What we like is far from suitable for the dog. Some foods are harmful to health and can even be fatal. The reason is that dogs metabolize food differently than humans. Even small amounts can cause symptoms of intoxication. However, it also depends on the amount consumed and the bodyweight of the dog.
Raw meat, onions, and salt
Onions, whether raw, cooked, or steamed, contain the substances allyl propyl disulfide and N-propyl disulfide. These substances destroy your dog’s red blood cells (erythrocytes) and can cause anaemia. The same applies to garlic and wild garlic.
Salty foods are not a problem for healthy dogs that drink a lot. Caution should be exercised in dogs with cardiac disease. In general, spices are more challenging to digest. Do not feed your animal any pickled grill steak or the remains of the Sunday roast.
You should also avoid raw fish and raw meat. They can contain highly dangerous parasites, bacteria, and viruses for the dog. These, in turn, can also pose a danger to humans. Therefore meat or fish should always be cooked through well.
Avocado, grapes, and nuts
The core, skin, and pulp of the avocado contain persine (a toxin). Persine has a damaging effect on the muscles of the heart, which can lead to dog heart failure if poisoned. Other dog organs can also be affected. Avocado poisoning can result in irreparable damage to the heart muscle.
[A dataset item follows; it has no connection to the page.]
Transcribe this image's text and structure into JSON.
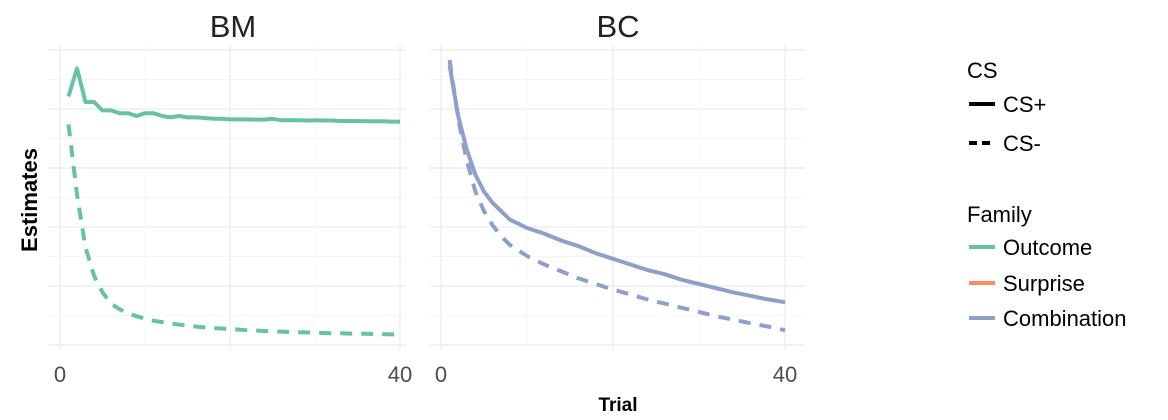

Also, do not feed grapes or raisins: these can cause diarrhoea and vomiting. In large quantities, grapes and raisins can cause acute kidney failure, which can be fatal. Fourteen grams of raisins per kilogram of body weight are sufficient.
As a reward, nuts should also be taboo as they contain a lot of phosphorus. The high phosphorus content quickly leads to bladder stones or disorders of bone metabolism. Fresh walnuts can also be affected by a mould that contains deadly toxins.
Chocolate can cause severe poisoning in dogs. The cocoa contained in chocolate contains theobromine, which is lethal at a dose of 100 mg per kg bodyweight of the dog. Symptoms of poisoning can occur even in small amounts with the following symptoms: agitation, restlessness, vomiting, and diarrhoea. Besides, there is an increased urge to urinate to incontinence, muscle tremors, cramps, and paralysis. To make matters worse, theobromine can only be excreted very slowly. If the dog is regularly given small amounts of chocolate, this can lead to heart damage in the long term.
Eggs contain essential nutrients: they have good protein quality and a high content of essential fatty acids. You should only feed your dog eggs when they are cooked. When raw, the egg contains trypsin. This inhibits protein digestion and leads to difficulties and deficiency symptoms. Also, fresh eggs pose a high risk of possible salmonella.
Dogs can also suffer from lactose intolerance. The high content of milk sugar cannot be broken down by many dogs. This can lead to flatulence and diarrhoea.
Dairy products such as cottage cheese, yoghurt or curd, on the other hand, are better tolerated by dogs because of the lower lactose value and can even have a positive effect on digestion in small doses.
Alcohol and caffeine
Dogs should generally only be given fresh water to drink. Alcohol and caffeine are toxic foods. Even a small amount of alcohol leads to vomiting and coordination problems and sometimes even in a coma or death. Caffeine increases blood pressure, constricts blood vessels, accelerates the pulse, and reduces the irritation threshold of the cranial nerves. Too much caffeine leads to restlessness, tremors, seizures, and irregular heartbeat.
It is often not easy to tell whether a dog has eaten a portion of unhealthy food. Symptoms such as sleepiness or diarrhoea are more common in dogs and are therefore not necessarily due to poisoning. They often only occur with delays. The best protection for the dog is to keep toxic food out of reach, not to feed sweets, and to be careful about what the dog eats while walking.
If poisoning occurs, the animal should never be given an emetic or something similar. As a result, the animal is unnecessarily burdened. It is best to see a veterinarian immediately. Fast action is required: first symptoms often show up late, and after their appearance, life-threatening problems can quickly arise.